The Deputy Chief Executive Officer of Swallas Kitchen, Imo Immaculata, lamented the negative effect of the pandemic on SMEs such as hers.
“Start-ups and SMEs are still struggling to make profits. I co-run a restaurant, which is just a start-up, and the outbreak has greatly reduced our customer base, as most people are either indoors or prefer to cook their food themselves to ensure that it is not contaminated,” she explained.
As a result of COVID-19, businesses have either paused or stopped completely due to paucity of sales. Start-ups and SMEs are directly at the receiving end of the outbreak. Most business owners with the zeal to continue find ways to mitigate the effect of the outbreak on their businesses. This is relatively easier for large companies.

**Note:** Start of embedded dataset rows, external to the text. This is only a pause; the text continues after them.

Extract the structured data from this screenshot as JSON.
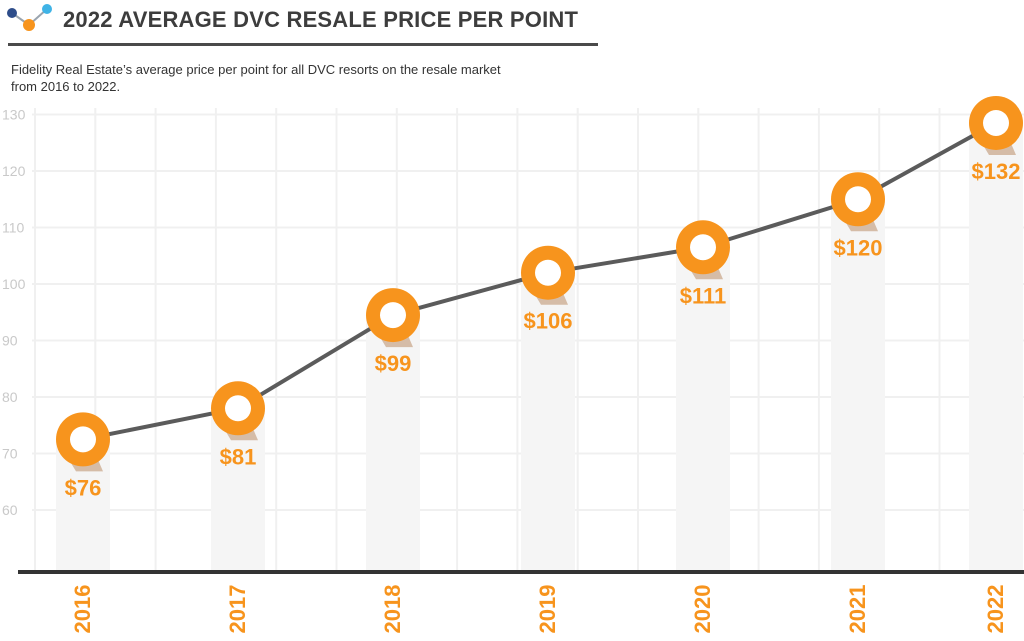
{
  "header": {
    "title": "2022 AVERAGE DVC RESALE PRICE PER POINT",
    "subtitle": "Fidelity Real Estate’s average price per point for all DVC resorts on the resale market from 2016 to 2022."
  },
  "chart_data": {
    "type": "line",
    "title": "2022 AVERAGE DVC RESALE PRICE PER POINT",
    "subtitle": "Fidelity Real Estate’s average price per point for all DVC resorts on the resale market from 2016 to 2022.",
    "categories": [
      "2016",
      "2017",
      "2018",
      "2019",
      "2020",
      "2021",
      "2022"
    ],
    "values": [
      76,
      81,
      99,
      106,
      111,
      120,
      132
    ],
    "data_labels": [
      "$76",
      "$81",
      "$99",
      "$106",
      "$111",
      "$120",
      "$132"
    ],
    "plotted_values": [
      72.5,
      78,
      94.5,
      102,
      106.5,
      115,
      128.5
    ],
    "yticks": [
      60,
      70,
      80,
      90,
      100,
      110,
      120,
      130
    ],
    "ylim": [
      51,
      136
    ],
    "xlabel": "",
    "ylabel": "",
    "grid": true,
    "colors": {
      "accent": "#f7941d",
      "accent_dark": "#9a5418",
      "line": "#5b5b5b",
      "tick_label": "#c9c9c9",
      "grid": "#f0f0f0",
      "column": "#f5f5f5",
      "axis": "#333333"
    }
  },
  "icons": {
    "logo": "line-graph-logo-icon"
  }
}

“To help cushion the effect of the pandemic, some SMEs that can afford to do so are utilising the social media to ensure that their business are still running. However, without prior planning, this may be difficult to achieve,” Imo told our reporter.
…Opportunity to develop
Akinboye suggested that budding CEOs should invest their time in learning more about managing and ensuring business continuity, especially using the internet, in preparedness for the unforeseen.
He advised business owners, “Keep developing their skills in business and learn from larger companies. Even if business activities have been impeded, this period can be effectively put to use by creating a stronger online presence, thereby increasing online customer base. At the end of the day, these will be highly beneficial for businesses.
“The pandemic could last longer than expected, so it is also a good time for self-development. Start-ups and SMEs should maximise the opportunities provided by technology. For instance, we are holding highly discounted mobile graphics design training for individuals as well as businesses. We are thus utilising the opportunities provided by technology and encouraging others to also make use of such opportunities for their businesses,” he said.
Adesina agreed that the major ways through which SMEs had been surviving the hard times was by increasing their online presence, especially through advertisements on social media.
She suggested that business owners should “improve their skills through online classes and consistently check up on their clients.”
Yetunde Busari, a real estate consultant, also acknowledged the role of social media during these times.
According to her, the way forward is to keep creating a stronger online presence, as the target audience is usually online.
“There is also need to re-strategise their business management and operations approach for continuity of business,” she said.
Undoubtedly, this period is very difficult for owners of SMEs, and they will have to utilise emerging trends in digitisation, if their businesses are to survive or bounce back after the wave.
The government of Nigeria has also implemented policies that would help to cushion the effect of the pandemic on SMEs, especially those on loans.